By being based on the will of men the legal norm is distinguished also from good manners; these are not based on the fact that men will a certain procedure, but on the fact that they themselves proceed in a certain way. It is manners that one goes to a ball in a dress coat and white gloves, uses his knife at table only for cutting, begs the daughter of the house for a dance or at least one round, takes leave of the master and mistress of the house, and lastly presses a tip into the servant's hand; for the correctness of such a behavior is not based on the fact that other men ask this of us,—to those who start a new fashion it is often actually unpleasant to find that the fashion is spreading to more extensive circles,—but solely on the fact that other men themselves behave so, and that we want "not to be peculiar," "not to make ourselves conspicuous," "to do like the rest," etc.

By being based on a will which relates at once to those whose will it is and to others whose will it is not, it is distinguished on the one hand from an arbitrary command, in which one's will applies only to others, and on the other from a resolution, in which it applies only to himself. It is an arbitrary command when Cortes with his Spaniards commands the Mexicans to bring out their gold, or when a band of robbers forbids a frightened peasantry to betray their hiding-place; here a human will decides, indeed, but a will that relates only to other men, and not at the same time to those whose will it is. A resolution is presented when I have decided to get up at six every morning, or to leave off smoking, or to finish a piece of work within a specified time—here a human will is indeed the standard, but it relates only to him whose will it is, not at all to others.
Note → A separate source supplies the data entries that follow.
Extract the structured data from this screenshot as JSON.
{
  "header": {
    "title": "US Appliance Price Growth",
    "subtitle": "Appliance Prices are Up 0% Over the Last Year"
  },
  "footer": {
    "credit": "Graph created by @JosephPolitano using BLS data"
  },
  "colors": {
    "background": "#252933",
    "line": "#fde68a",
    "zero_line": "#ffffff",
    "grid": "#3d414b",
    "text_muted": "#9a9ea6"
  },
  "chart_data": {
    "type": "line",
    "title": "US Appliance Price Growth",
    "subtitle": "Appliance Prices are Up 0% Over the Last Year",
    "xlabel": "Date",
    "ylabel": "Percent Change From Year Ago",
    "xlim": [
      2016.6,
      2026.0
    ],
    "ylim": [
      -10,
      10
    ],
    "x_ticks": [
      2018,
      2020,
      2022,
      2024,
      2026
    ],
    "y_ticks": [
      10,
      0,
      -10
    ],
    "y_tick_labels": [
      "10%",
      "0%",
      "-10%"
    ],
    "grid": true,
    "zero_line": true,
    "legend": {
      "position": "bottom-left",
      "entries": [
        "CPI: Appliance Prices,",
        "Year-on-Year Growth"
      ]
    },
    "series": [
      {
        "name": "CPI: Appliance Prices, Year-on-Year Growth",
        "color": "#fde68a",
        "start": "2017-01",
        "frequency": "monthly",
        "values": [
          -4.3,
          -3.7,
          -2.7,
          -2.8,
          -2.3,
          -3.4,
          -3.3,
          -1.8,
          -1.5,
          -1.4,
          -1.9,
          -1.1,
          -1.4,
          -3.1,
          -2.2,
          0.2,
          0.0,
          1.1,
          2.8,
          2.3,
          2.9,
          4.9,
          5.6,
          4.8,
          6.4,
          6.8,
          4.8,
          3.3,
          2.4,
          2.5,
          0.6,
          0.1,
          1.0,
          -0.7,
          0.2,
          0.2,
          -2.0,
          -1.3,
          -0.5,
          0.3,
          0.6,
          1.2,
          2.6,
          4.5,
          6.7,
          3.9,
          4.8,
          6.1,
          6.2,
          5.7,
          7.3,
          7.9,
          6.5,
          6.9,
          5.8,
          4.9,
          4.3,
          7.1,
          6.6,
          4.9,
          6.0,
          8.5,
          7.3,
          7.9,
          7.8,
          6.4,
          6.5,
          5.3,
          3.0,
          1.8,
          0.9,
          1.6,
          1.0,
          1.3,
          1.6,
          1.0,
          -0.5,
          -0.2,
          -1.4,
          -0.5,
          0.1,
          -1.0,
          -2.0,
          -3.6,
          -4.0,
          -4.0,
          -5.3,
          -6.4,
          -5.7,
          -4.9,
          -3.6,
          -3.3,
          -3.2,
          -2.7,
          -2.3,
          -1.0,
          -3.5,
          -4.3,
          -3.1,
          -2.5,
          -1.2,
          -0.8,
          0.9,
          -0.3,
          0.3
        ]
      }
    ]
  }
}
6. What is briefly summed up in the definition of the legal norm may, if one takes into account the explanations which have been given with this definition, be expanded as follows:

Men will that a given procedure be generally observed within a circle which includes themselves, and their power is so great that their will is competent to affect the men of this circle in their procedure. When such is the condition of things, a legal norm exists.

3.—THE STATE

The State is a legal relation by virtue of which a supreme authority exists in a certain territory.

1. The State is a legal relation.

A legal relation is the relation, determined by legal norms, of an obligated party, one to whom a procedure is prescribed, to an entitled party, one for whose sake it is prescribed. Thus, for instance, the legal relation of a loan is a relation of the borrower, who is bound by the legal norms concerning loans, to the lender, for whose sake he is bound.

The State is the legal relation of all the men who by legal norms are subjected to a supreme territorial authority, to all those for whose sake they are subjected to it. Here the circle of the entitled and the obligated is one and the same; the State is a bond upon all in favor of all.

To this it might perhaps be objected that the State is not a legal relation but a person. But the two propositions, that an association of men is a person in the legal sense and that it is a legal relation, are quite compatible; nay, its attribute of personality is based mainly on its attribute of being a legal relation of a particular kind; law, in viewing the association in its outward relationships as a person, starts from the fact that men are bound together by a particular legal relation. A joint-stock corporation is a person not although, but because, it is a legal relation of a peculiar kind. And similarly, the fact that the State is a person is not only reconcilable with its being a legal relation, but is founded on its being a peculiar legal relation.